Bagian Keempat Awak Sarana Perkeretaapian
Pasal 116
(1) Pengoperasian sarana perkeretaapian wajib dilakukan oleh
awak yang memenuhi persyaratan dan kualifikasi kecakapan yang
dibuktikan dengan sertifikat kecakapan.
(2) Sertifikat kecakapan awak sarana perkeretaapian sebagaimana
dimaksud pada ayat (1) diberikan setelah lulus mengikuti pendidikan
dan pelatihan.
(3) Pendidikan dan pelatihan sebagaimana dimaksud pada ayat (2)
diselenggarakan oleh Pemerintah dan dapat dilimpahkan kepada badan
usaha atau lembaga lain yang mendapat akreditasi dari
Pemerintah.
(4) Sertifikat kecakapan sebagaimana yang dimaksud pada ayat (1)
dikeluarkan oleh: a. Pemerintah; b. badan hukum yang mendapat
akreditasi dari Pemerintah; atau c. lembaga yang mendapat
akreditasi dari Pemerintah.
Pasal 117 Ketentuan lebih lanjut mengenai awak sarana
perkeretaapian sebagaimana dimaksud dalam Pasal 116 diatur dengan
Peraturan Pemerintah.
BAB IX RANCANG BANGUN DAN REKAYASA
PERKERETAAPIAN
Pasal 118 (1) Untuk pengembangan perkeretaapian dilakukan
rancang bangun dan rekayasa
perkeretaapian. (2) Rancang bangun dan rekayasa perkeretaapian
sebagaimana dimaksud pada ayat (1)
dilakukan oleh: a. Pemerintah; b.
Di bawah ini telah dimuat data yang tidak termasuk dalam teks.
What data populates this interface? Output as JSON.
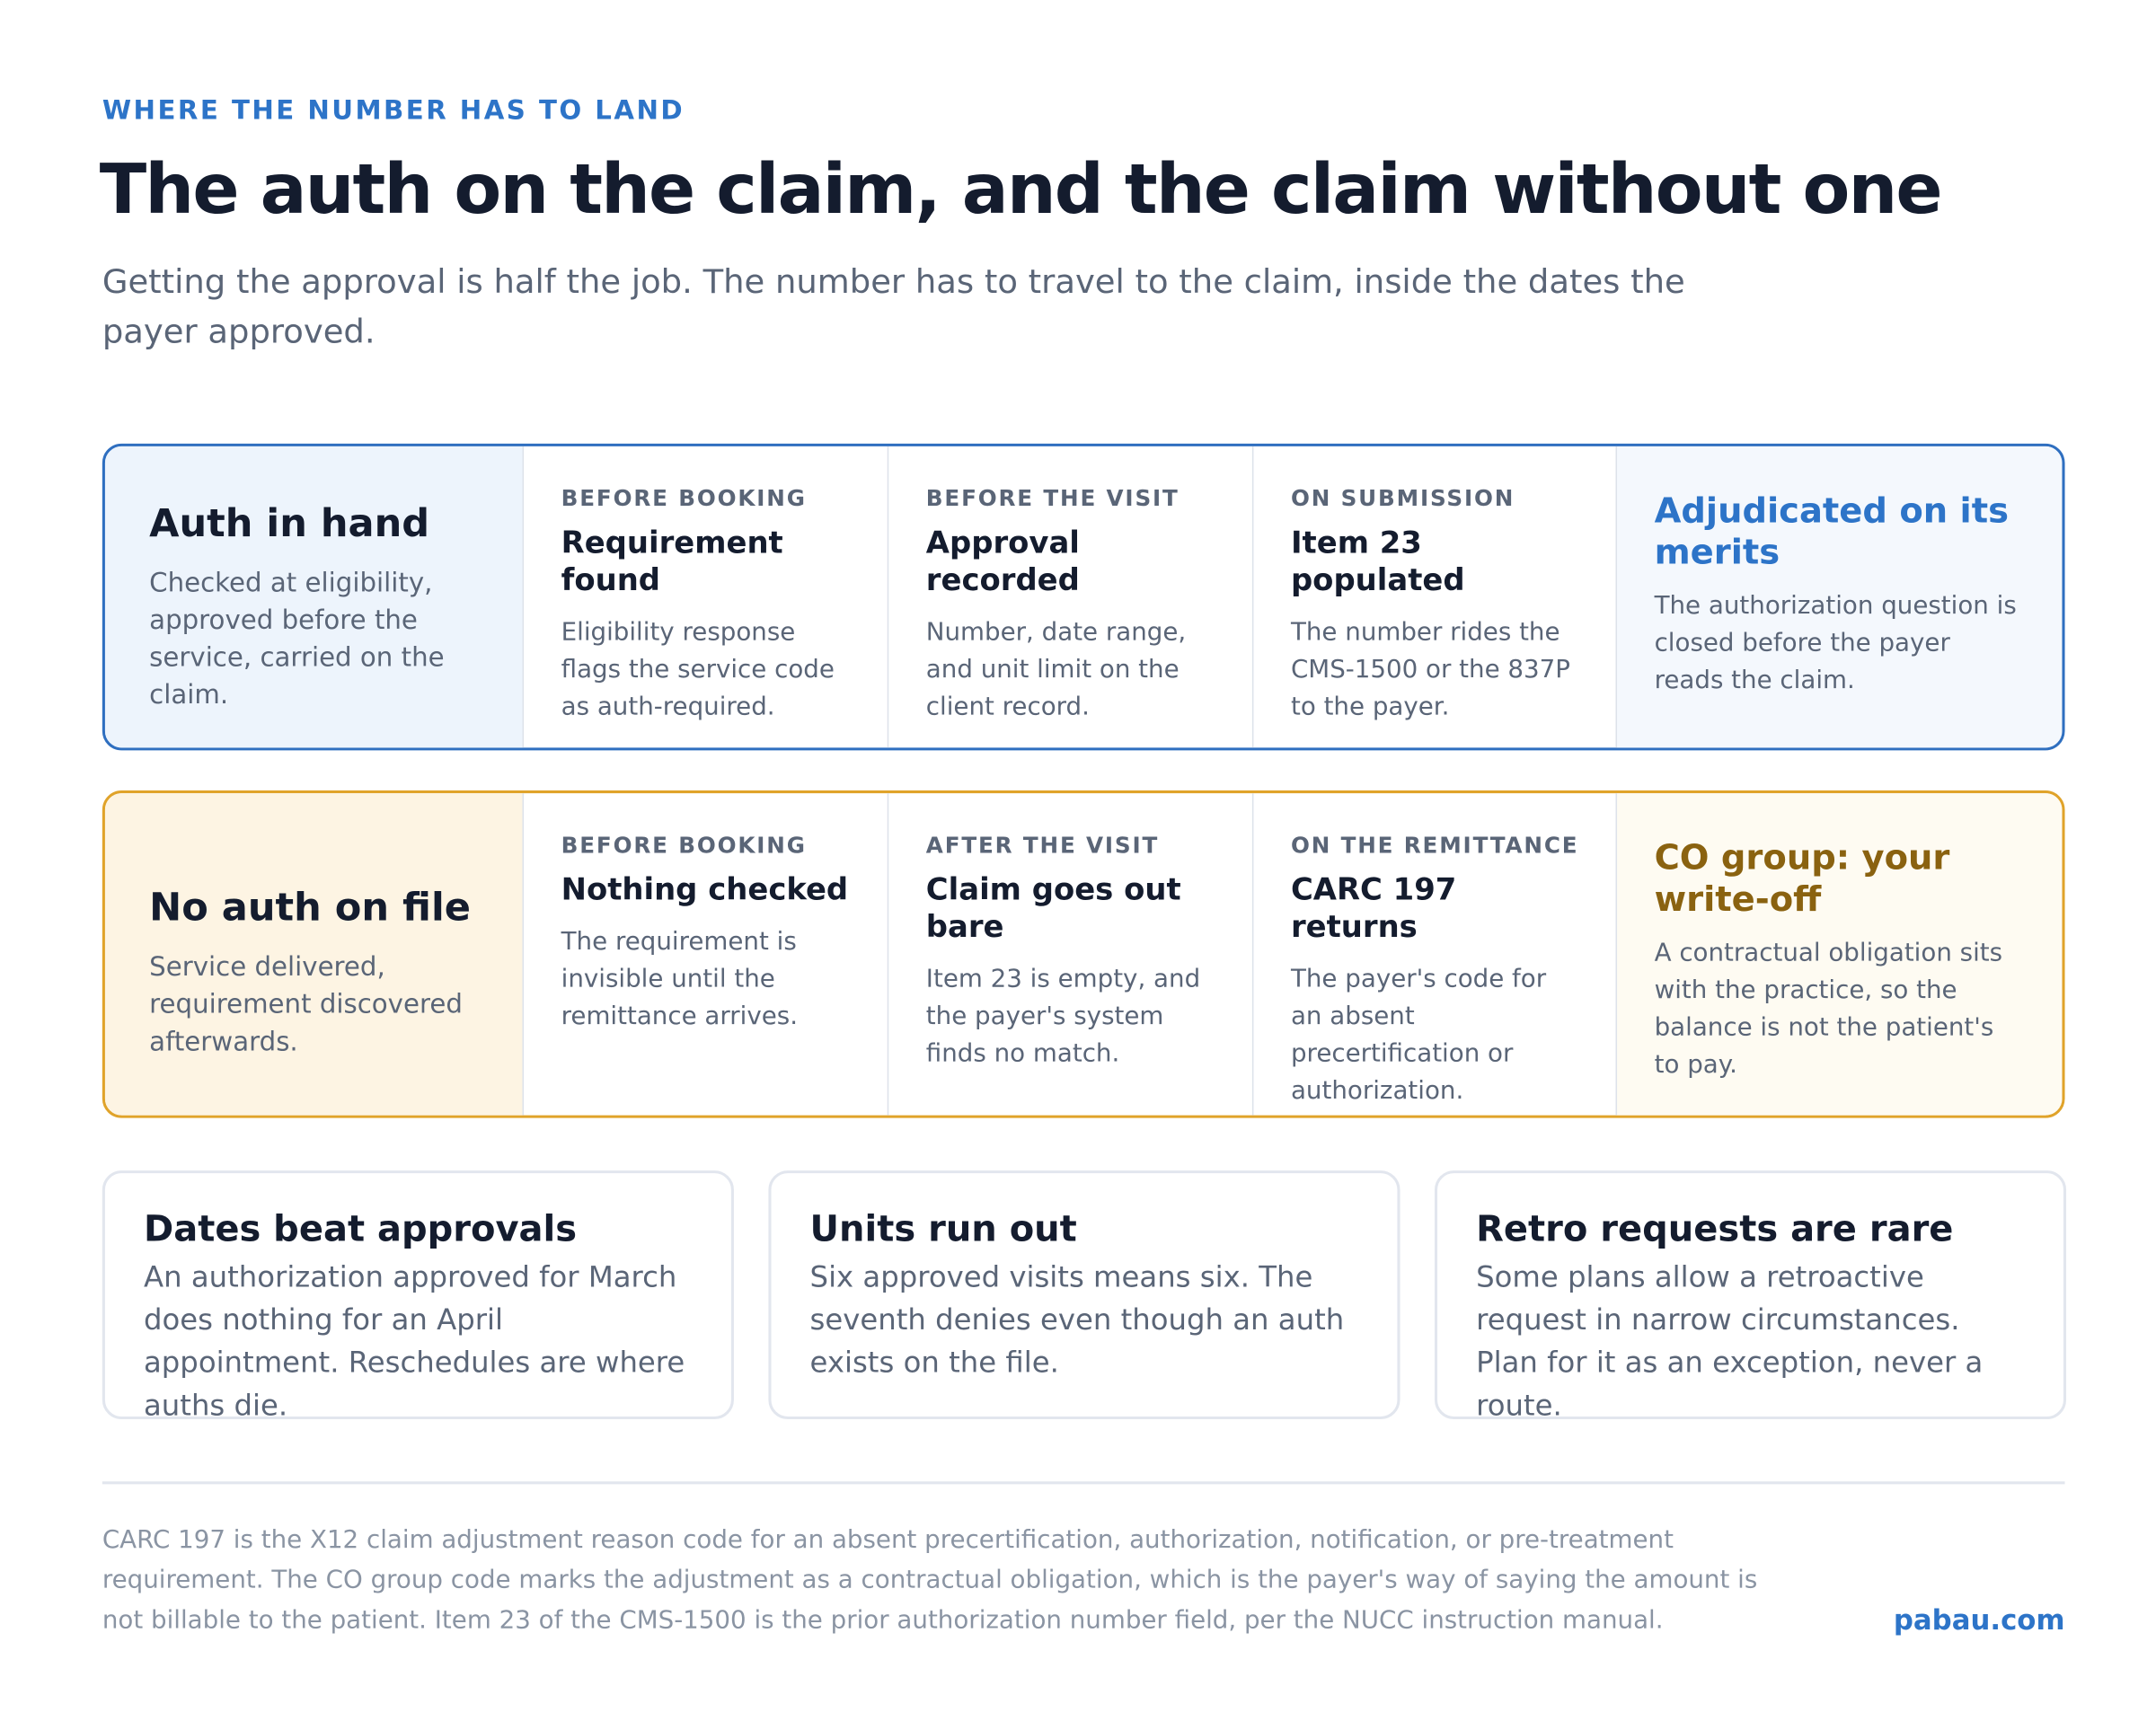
{
  "header": {
    "eyebrow": "WHERE THE NUMBER HAS TO LAND",
    "title": "The auth on the claim, and the claim without one",
    "subtitle": "Getting the approval is half the job. The number has to travel to the claim, inside the dates the payer approved."
  },
  "rows": [
    {
      "title": "Auth in hand",
      "desc": "Checked at eligibility, approved before the service, carried on the claim.",
      "steps": [
        {
          "stage": "BEFORE BOOKING",
          "title": "Requirement found",
          "desc": "Eligibility response flags the service code as auth-required."
        },
        {
          "stage": "BEFORE THE VISIT",
          "title": "Approval recorded",
          "desc": "Number, date range, and unit limit on the client record."
        },
        {
          "stage": "ON SUBMISSION",
          "title": "Item 23 populated",
          "desc": "The number rides the CMS-1500 or the 837P to the payer."
        }
      ],
      "outcome": {
        "title": "Adjudicated on its merits",
        "desc": "The authorization question is closed before the payer reads the claim."
      }
    },
    {
      "title": "No auth on file",
      "desc": "Service delivered, requirement discovered afterwards.",
      "steps": [
        {
          "stage": "BEFORE BOOKING",
          "title": "Nothing checked",
          "desc": "The requirement is invisible until the remittance arrives."
        },
        {
          "stage": "AFTER THE VISIT",
          "title": "Claim goes out bare",
          "desc": "Item 23 is empty, and the payer's system finds no match."
        },
        {
          "stage": "ON THE REMITTANCE",
          "title": "CARC 197 returns",
          "desc": "The payer's code for an absent precertification or authorization."
        }
      ],
      "outcome": {
        "title": "CO group: your write-off",
        "desc": "A contractual obligation sits with the practice, so the balance is not the patient's to pay."
      }
    }
  ],
  "notes": [
    {
      "title": "Dates beat approvals",
      "body": "An authorization approved for March does nothing for an April appointment. Reschedules are where auths die."
    },
    {
      "title": "Units run out",
      "body": "Six approved visits means six. The seventh denies even though an auth exists on the file."
    },
    {
      "title": "Retro requests are rare",
      "body": "Some plans allow a retroactive request in narrow circumstances. Plan for it as an exception, never a route."
    }
  ],
  "footer": {
    "note": "CARC 197 is the X12 claim adjustment reason code for an absent precertification, authorization, notification, or pre-treatment requirement. The CO group code marks the adjustment as a contractual obligation, which is the payer's way of saying the amount is not billable to the patient. Item 23 of the CMS-1500 is the prior authorization number field, per the NUCC instruction manual.",
    "brand": "pabau.com"
  }
}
Pemerintah Daerah; c. badan
usaha; d. lembaga penelitian; atau e. perguruan tinggi.
Pasal 119
Ketentuan lebih lanjut mengenai rancang bangun dan rekayasa
perkeretaapian sebagaimana dimaksud dalam Pasal 118 diatur dengan
Peraturan Pemerintah.
BAB X LALU LINTAS KERETA API
Bagian Kesatu
Tata Cara Berlalu Lintas Kereta Api
Pasal 120 Pengoperasian kereta api menggunakan prinsip berlalu
lintas satu arah pada jalur tunggal dan jalur ganda atau lebih
dengan ketentuan: a. setiap jalur pada satu petak blok hanya
diizinkan dilewati oleh satu kereta api; dan b. jalur kanan
digunakan oleh kereta api untuk jalur ganda atau lebih.
Pasal 121
-
(1) Pengoperasian kereta api yang dimulai dari stasiun
keberangkatan, bersilang, bersusulan, dan berhenti di stasiun
tujuan diatur berdasarkan grafik perjalanan kereta api.
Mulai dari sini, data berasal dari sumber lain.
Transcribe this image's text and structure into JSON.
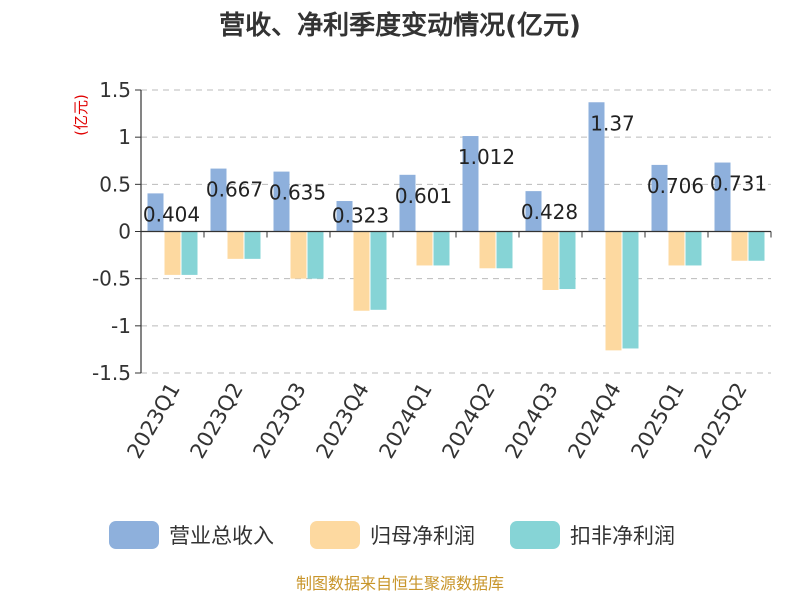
{
  "chart_data": {
    "type": "bar",
    "title": "营收、净利季度变动情况(亿元)",
    "unit_label": "(亿元)",
    "categories": [
      "2023Q1",
      "2023Q2",
      "2023Q3",
      "2023Q4",
      "2024Q1",
      "2024Q2",
      "2024Q3",
      "2024Q4",
      "2025Q1",
      "2025Q2"
    ],
    "series": [
      {
        "name": "营业总收入",
        "color": "#8eb0dc",
        "values": [
          0.404,
          0.667,
          0.635,
          0.323,
          0.601,
          1.012,
          0.428,
          1.37,
          0.706,
          0.731
        ]
      },
      {
        "name": "归母净利润",
        "color": "#fdd9a0",
        "values": [
          -0.46,
          -0.29,
          -0.5,
          -0.84,
          -0.36,
          -0.39,
          -0.62,
          -1.26,
          -0.36,
          -0.31
        ]
      },
      {
        "name": "扣非净利润",
        "color": "#86d4d6",
        "values": [
          -0.46,
          -0.29,
          -0.5,
          -0.83,
          -0.36,
          -0.39,
          -0.61,
          -1.24,
          -0.36,
          -0.31
        ]
      }
    ],
    "data_labels": [
      "0.404",
      "0.667",
      "0.635",
      "0.323",
      "0.601",
      "1.012",
      "0.428",
      "1.37",
      "0.706",
      "0.731"
    ],
    "ylim": [
      -1.5,
      1.5
    ],
    "yticks": [
      {
        "value": 1.5,
        "label": "1.5"
      },
      {
        "value": 1,
        "label": "1"
      },
      {
        "value": 0.5,
        "label": "0.5"
      },
      {
        "value": 0,
        "label": "0"
      },
      {
        "value": -0.5,
        "label": "-0.5"
      },
      {
        "value": -1,
        "label": "-1"
      },
      {
        "value": -1.5,
        "label": "-1.5"
      }
    ],
    "grid": true,
    "legend_position": "bottom"
  },
  "source": "制图数据来自恒生聚源数据库"
}
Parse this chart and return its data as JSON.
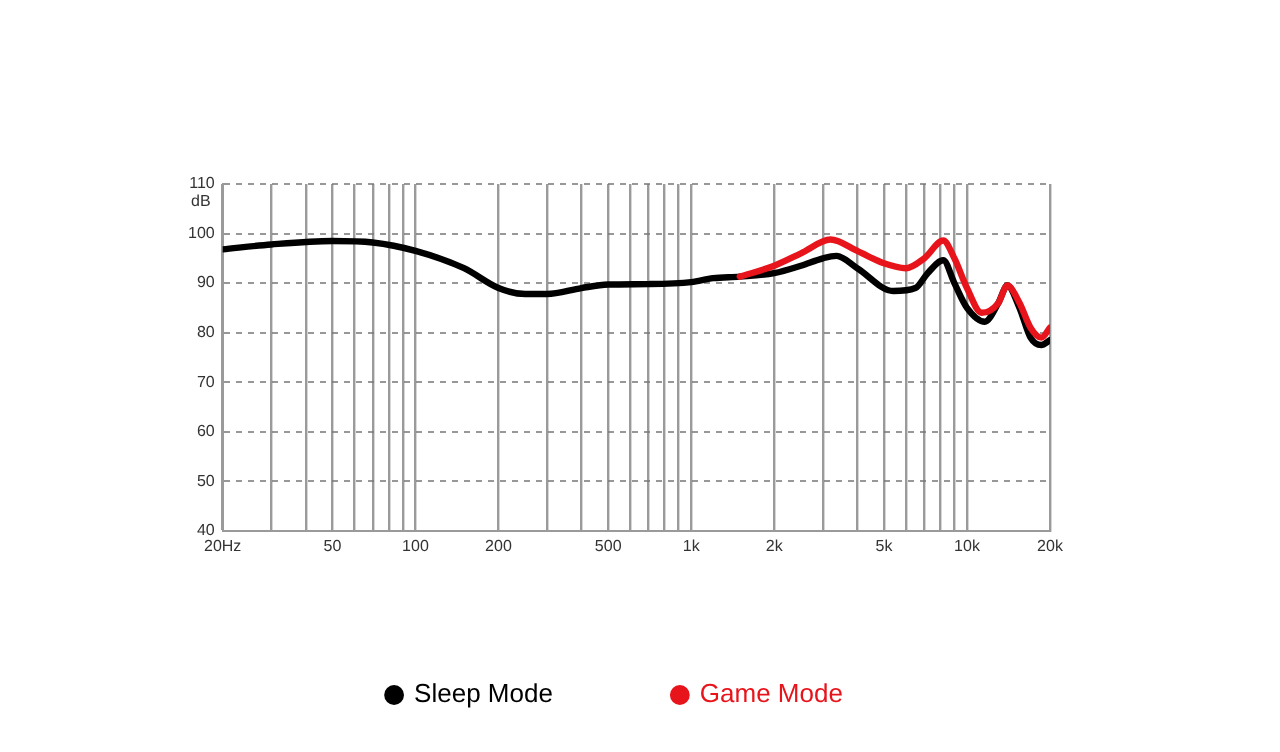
{
  "chart_data": {
    "type": "line",
    "ylabel": "dB",
    "log": "x",
    "grid": true,
    "legend": "bottom",
    "marker": "none",
    "line_style": "solid",
    "xlim": [
      20,
      20000
    ],
    "ylim": [
      40,
      110
    ],
    "yticks": [
      40,
      50,
      60,
      70,
      80,
      90,
      100,
      110
    ],
    "xticks": [
      {
        "value": 20,
        "label": "20Hz"
      },
      {
        "value": 30,
        "label": null
      },
      {
        "value": 40,
        "label": null
      },
      50,
      {
        "value": 60,
        "label": null
      },
      {
        "value": 70,
        "label": null
      },
      {
        "value": 80,
        "label": null
      },
      {
        "value": 90,
        "label": null
      },
      100,
      200,
      {
        "value": 300,
        "label": null
      },
      {
        "value": 400,
        "label": null
      },
      500,
      {
        "value": 600,
        "label": null
      },
      {
        "value": 700,
        "label": null
      },
      {
        "value": 800,
        "label": null
      },
      {
        "value": 900,
        "label": null
      },
      {
        "value": 1000,
        "label": "1k"
      },
      {
        "value": 2000,
        "label": "2k"
      },
      {
        "value": 3000,
        "label": null
      },
      {
        "value": 4000,
        "label": null
      },
      {
        "value": 5000,
        "label": "5k"
      },
      {
        "value": 6000,
        "label": null
      },
      {
        "value": 7000,
        "label": null
      },
      {
        "value": 8000,
        "label": null
      },
      {
        "value": 9000,
        "label": null
      },
      {
        "value": 10000,
        "label": "10k"
      },
      {
        "value": 20000,
        "label": "20k"
      }
    ],
    "series": [
      {
        "name": "Sleep Mode",
        "color": "#000000",
        "x": [
          20,
          30,
          50,
          70,
          100,
          150,
          200,
          250,
          300,
          400,
          500,
          700,
          1000,
          1200,
          1500,
          2000,
          2500,
          3000,
          3360,
          4000,
          5400,
          6500,
          7200,
          8200,
          9000,
          10000,
          11600,
          13000,
          14000,
          15500,
          17000,
          18600,
          20000
        ],
        "values": [
          96.8,
          97.8,
          98.5,
          98.2,
          96.5,
          93,
          89,
          87.8,
          87.8,
          89,
          89.7,
          89.8,
          90.2,
          91,
          91.3,
          92,
          93.5,
          95,
          95.5,
          93,
          88.4,
          89,
          92,
          94.6,
          90,
          85,
          82.2,
          86,
          89.5,
          85,
          79,
          77.5,
          78.5
        ]
      },
      {
        "name": "Game Mode",
        "color": "#e8141c",
        "x": [
          1500,
          2000,
          2500,
          3200,
          4000,
          5000,
          6000,
          7000,
          8200,
          9000,
          10000,
          11300,
          13000,
          14000,
          15500,
          17000,
          18600,
          20000
        ],
        "values": [
          91.3,
          93.5,
          96,
          98.8,
          96.5,
          94,
          93,
          95,
          98.6,
          95,
          89,
          84,
          86,
          89.5,
          86,
          81,
          79,
          81
        ]
      }
    ]
  }
}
(2) Grafik perjalanan kereta api sebagaimana dimaksud pada ayat
(1) dibuat oleh pemilik prasarana perkeretaapian sekurang-kurangnya
berdasarkan: a. jumlah kereta api; b. kecepatan yang diizinkan; c.
relasi asal tujuan; dan d. rencana persilangan dan penyusulan.
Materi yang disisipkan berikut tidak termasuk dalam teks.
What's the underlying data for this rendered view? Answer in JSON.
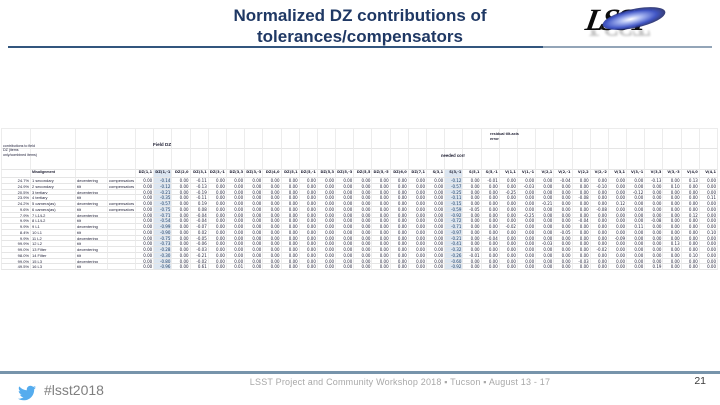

(3) Grafik perjalanan kereta api sebagaimana dimaksud pada ayat
(2) dapat diubah apabila terjadi perubahan pada: a. prasarana
perkeretaapian; b. jumlah sarana perkeretaapian; c. kecepatan
kereta api; d. kebutuhan angkutan; dan e. keadaan memaksa.
(4) Pengaturan perjalanan kereta api sebagaimana dimaksud pada
ayat (1) dilakukan oleh petugas pengatur perjalanan kereta api yang
memenuhi kualifikasi yang ditetapkan oleh Menteri.
Pasal 122
(1) Sarana perkeretaapian hanya dapat dioperasikan oleh awak
kereta api yang mendapat tugas dari penyelenggara sarana
perkeretaapian.
(2) Awak Sarana Perkeretaapian sebagaimana dimaksud pada ayat
(1) wajib memiliki surat perintah tugas dari Penyelenggara Sarana
Perkeretaapian.
(3) Awak kereta api sebagaimana dimaksud pada ayat (1) wajib
mematuhi perintah atau larangan sebagai berikut: a. petugas
pengatur perjalanan kereta api; b. sinyal; atau c. tanda.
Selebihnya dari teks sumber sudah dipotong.